“Well?”

“Well! I spoke,” said he, half gruffly; and then, as if correcting the roughness of his tone, added, “It was just as I said it would be; just as I told you. She liked me well enough as a brother, but never thought of me as anything else. All the interest she had taken in me was out of friendship. She didn't say this haughtily, not a bit; she felt herself much older than me, she said; that she felt herself better was like enough, but she never hinted it, but she let me feel pretty plainly that we were not made for each other; and though the lesson wasn't much to my liking, I began to see it was true.”

“Did you really?”

“I did,” said he, with a deep sigh. “I saw that all the love I had borne her was only paid back in a sort of feeling half compassionately, half kindly; that her interest in me was out of some desire to make something out of me; I mean, to force me to exert myself and do something,—anything besides living a hanger-on at a great house. I have a notion, too,—Heaven knows if there 's anything in it,—but I 've a notion, Sam, if she had never known me till now,—if she had never seen me idling and lounging about in that ambiguous position I held,—something between gamekeeper and reduced gentleman,—that I might have had a better chance.”
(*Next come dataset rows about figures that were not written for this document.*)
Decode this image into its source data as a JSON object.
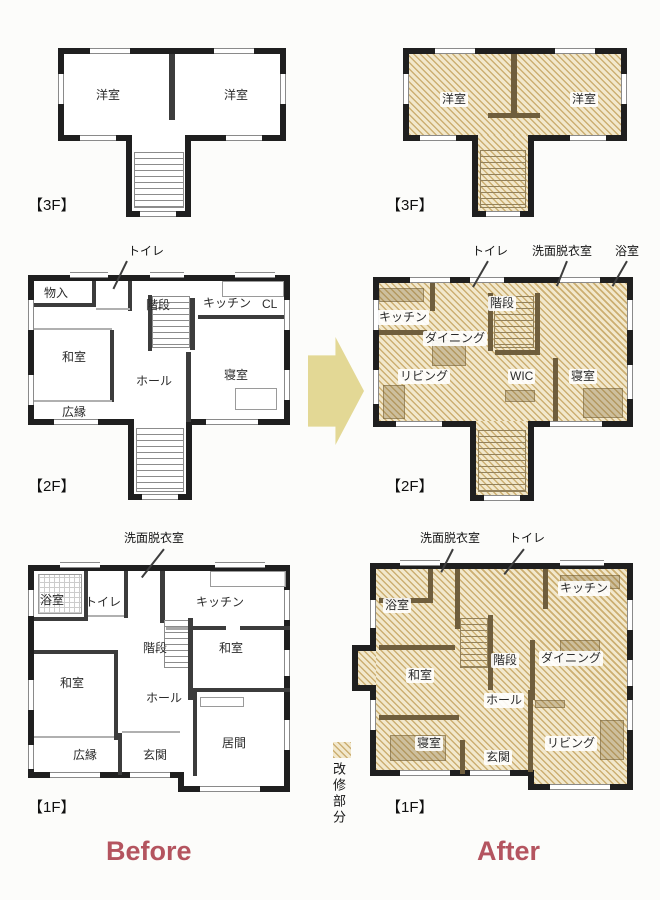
{
  "captions": {
    "before": "Before",
    "after": "After"
  },
  "legend": {
    "label": "改修部分"
  },
  "colors": {
    "renovation_hatch": "#ccaf72",
    "arrow": "#e3d895",
    "caption_red": "#b4545f",
    "wall": "#1f1f1f"
  },
  "plans": {
    "f3_before": {
      "floor_label": "【3F】",
      "rooms": [
        {
          "label": "洋室"
        },
        {
          "label": "洋室"
        }
      ],
      "callouts": []
    },
    "f3_after": {
      "floor_label": "【3F】",
      "rooms": [
        {
          "label": "洋室"
        },
        {
          "label": "洋室"
        }
      ],
      "callouts": []
    },
    "f2_before": {
      "floor_label": "【2F】",
      "rooms": [
        {
          "label": "物入"
        },
        {
          "label": "階段"
        },
        {
          "label": "キッチン"
        },
        {
          "label": "CL"
        },
        {
          "label": "和室"
        },
        {
          "label": "ホール"
        },
        {
          "label": "寝室"
        },
        {
          "label": "広縁"
        }
      ],
      "callouts": [
        {
          "label": "トイレ"
        }
      ]
    },
    "f2_after": {
      "floor_label": "【2F】",
      "rooms": [
        {
          "label": "キッチン"
        },
        {
          "label": "階段"
        },
        {
          "label": "ダイニング"
        },
        {
          "label": "リビング"
        },
        {
          "label": "WIC"
        },
        {
          "label": "寝室"
        }
      ],
      "callouts": [
        {
          "label": "トイレ"
        },
        {
          "label": "洗面脱衣室"
        },
        {
          "label": "浴室"
        }
      ]
    },
    "f1_before": {
      "floor_label": "【1F】",
      "rooms": [
        {
          "label": "浴室"
        },
        {
          "label": "トイレ"
        },
        {
          "label": "キッチン"
        },
        {
          "label": "階段"
        },
        {
          "label": "和室"
        },
        {
          "label": "和室"
        },
        {
          "label": "ホール"
        },
        {
          "label": "広縁"
        },
        {
          "label": "玄関"
        },
        {
          "label": "居間"
        }
      ],
      "callouts": [
        {
          "label": "洗面脱衣室"
        }
      ]
    },
    "f1_after": {
      "floor_label": "【1F】",
      "rooms": [
        {
          "label": "浴室"
        },
        {
          "label": "キッチン"
        },
        {
          "label": "和室"
        },
        {
          "label": "階段"
        },
        {
          "label": "ダイニング"
        },
        {
          "label": "ホール"
        },
        {
          "label": "寝室"
        },
        {
          "label": "玄関"
        },
        {
          "label": "リビング"
        }
      ],
      "callouts": [
        {
          "label": "洗面脱衣室"
        },
        {
          "label": "トイレ"
        }
      ]
    }
  }
}
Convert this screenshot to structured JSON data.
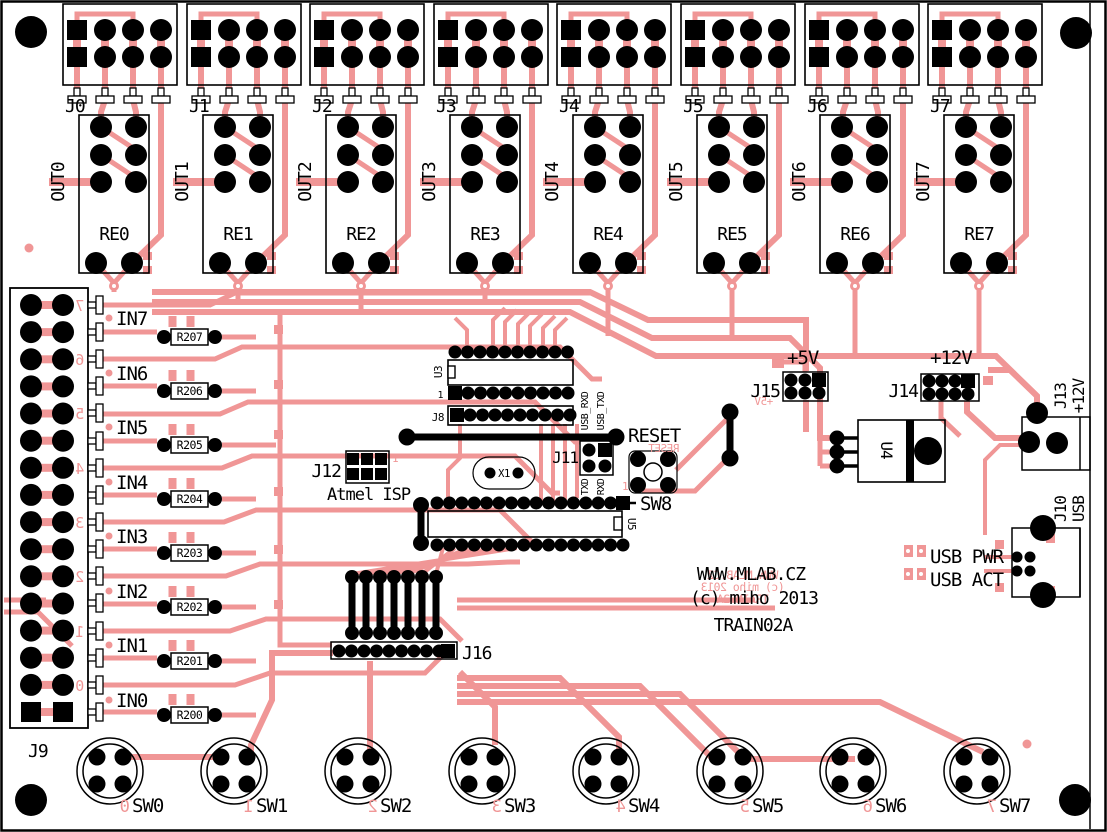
{
  "board": {
    "site": "WWW.MLAB.CZ",
    "copyright": "(c) miho 2013",
    "title": "TRAIN02A"
  },
  "mirror": {
    "site": "WWW.MLAB.CZ",
    "copyright": "(c) miho 2013",
    "title": "TRAIN02A"
  },
  "colors": {
    "trace": "#F09696",
    "silkscreen": "#000000",
    "board": "#FFFFFF"
  },
  "connectors": [
    "J0",
    "J1",
    "J2",
    "J3",
    "J4",
    "J5",
    "J6",
    "J7"
  ],
  "outputs": [
    "OUT0",
    "OUT1",
    "OUT2",
    "OUT3",
    "OUT4",
    "OUT5",
    "OUT6",
    "OUT7"
  ],
  "relays": [
    "RE0",
    "RE1",
    "RE2",
    "RE3",
    "RE4",
    "RE5",
    "RE6",
    "RE7"
  ],
  "inputs": [
    "IN7",
    "IN6",
    "IN5",
    "IN4",
    "IN3",
    "IN2",
    "IN1",
    "IN0"
  ],
  "resistors": [
    "R207",
    "R206",
    "R205",
    "R204",
    "R203",
    "R202",
    "R201",
    "R200"
  ],
  "left_connector": {
    "label": "J9",
    "pin_numbers": [
      "7",
      "6",
      "5",
      "4",
      "3",
      "2",
      "1",
      "0"
    ]
  },
  "switches": {
    "labels": [
      "SW0",
      "SW1",
      "SW2",
      "SW3",
      "SW4",
      "SW5",
      "SW6",
      "SW7"
    ],
    "pin_numbers": [
      "0",
      "1",
      "2",
      "3",
      "4",
      "5",
      "6",
      "7"
    ]
  },
  "center": {
    "u3": "U3",
    "pin1": "1",
    "j8": "J8",
    "j11": "J11",
    "usb_rxd": "USB_RXD",
    "usb_txd": "USB_TXD",
    "txd": "TXD",
    "rxd": "RXD",
    "x1": "X1",
    "j12": "J12",
    "j12_pin1": "1",
    "atmel_isp": "Atmel ISP",
    "reset": "RESET",
    "reset_mirror": "RESET",
    "sw8": "SW8",
    "sw8_pin1": "1",
    "u5": "U5",
    "j16": "J16"
  },
  "power": {
    "plus5v": "+5V",
    "plus5v_mirror": "+5V",
    "j15": "J15",
    "plus12v": "+12V",
    "j14": "J14",
    "u4": "U4",
    "j13": "J13",
    "j13_voltage": "+12V",
    "j10": "J10",
    "j10_type": "USB",
    "usb_pwr": "USB PWR",
    "usb_act": "USB ACT"
  }
}
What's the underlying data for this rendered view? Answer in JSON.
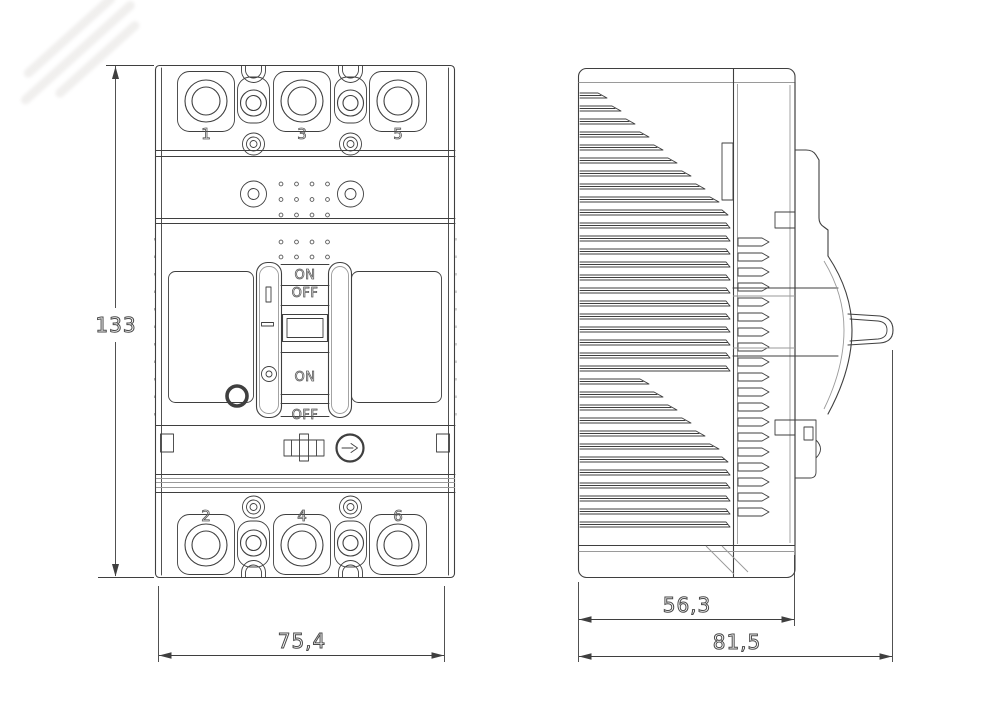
{
  "colors": {
    "background": "#ffffff",
    "line": "#3f3f3f",
    "light_line": "#9a9a9a",
    "text": "#4a4a4a"
  },
  "front_view": {
    "top_terminals": [
      "1",
      "3",
      "5"
    ],
    "bottom_terminals": [
      "2",
      "4",
      "6"
    ],
    "toggle": {
      "on_upper": "ON",
      "off_upper": "OFF",
      "on_lower": "ON",
      "off_lower": "OFF"
    },
    "icons": [
      "direction-arrow-icon",
      "test-button-icon",
      "slider-latch-icon"
    ]
  },
  "dimensions": {
    "height": "133",
    "width": "75,4",
    "body_depth": "56,3",
    "overall_depth": "81,5"
  }
}
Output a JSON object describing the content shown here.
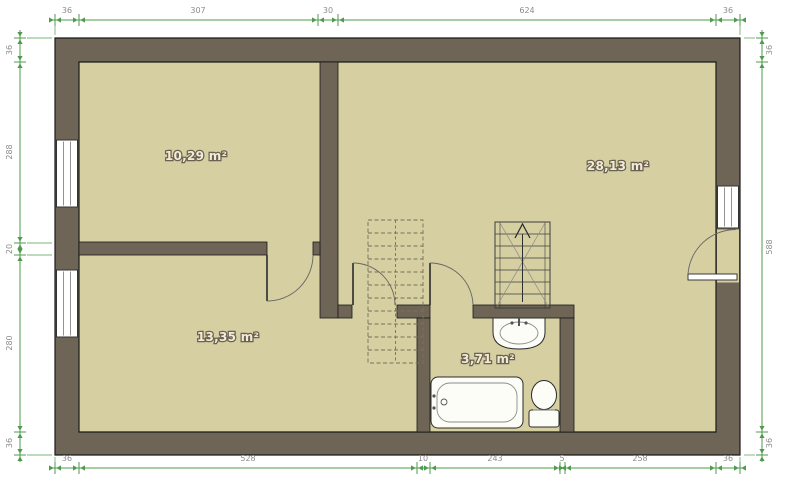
{
  "plan": {
    "rooms": [
      {
        "name": "room-upper-left",
        "area_label": "10,29 m²"
      },
      {
        "name": "room-right",
        "area_label": "28,13 m²"
      },
      {
        "name": "room-lower-left",
        "area_label": "13,35 m²"
      },
      {
        "name": "bathroom",
        "area_label": "3,71 m²"
      }
    ],
    "dimensions": {
      "top": [
        "36",
        "307",
        "30",
        "624",
        "36"
      ],
      "bottom": [
        "36",
        "528",
        "10",
        "243",
        "5",
        "258",
        "36"
      ],
      "left": [
        "36",
        "288",
        "20",
        "280",
        "36"
      ],
      "right": [
        "36",
        "588",
        "36"
      ]
    },
    "fixtures": [
      "bathtub",
      "toilet",
      "sink",
      "staircase-up-arrow",
      "staircase-dashed"
    ],
    "colors": {
      "wall": "#6e6556",
      "floor": "#d6cfa2",
      "dimension_line": "#4e9b4e",
      "dimension_text": "#8c8c8c",
      "room_label": "#f1ecd8",
      "fixture_fill": "#fdfdf8"
    }
  }
}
M'Gruder nodded a half-assent, and Tony continued: “I'll tell you why I think so. Whenever she asked me about the campaign and the way I was wounded, and what I had seen, there was quite a change in her voice, and she listened to what I said very differently from the way she heard me when I talked to her of my affection for her.”

“There 's no knowing them! there's no knowing them!” said M'Gruder, drearily; “and how did it end?”

“It ended that way.”

“What way?”

“Just as I told you. She said she'd always be the same as a sister to me, and that when I grew older and wiser I 'd see that there should never have been any closer tie between us. I can't repeat the words she used, but it was something to this purport,—that when a woman has been lecturing a man about his line of life, and trying to make something out of him, against the grain of his own indolence, she can't turn suddenly round and fall in love, even though he was in love with her.”

“She has a good head on her shoulders, she has,” muttered M'Gruder.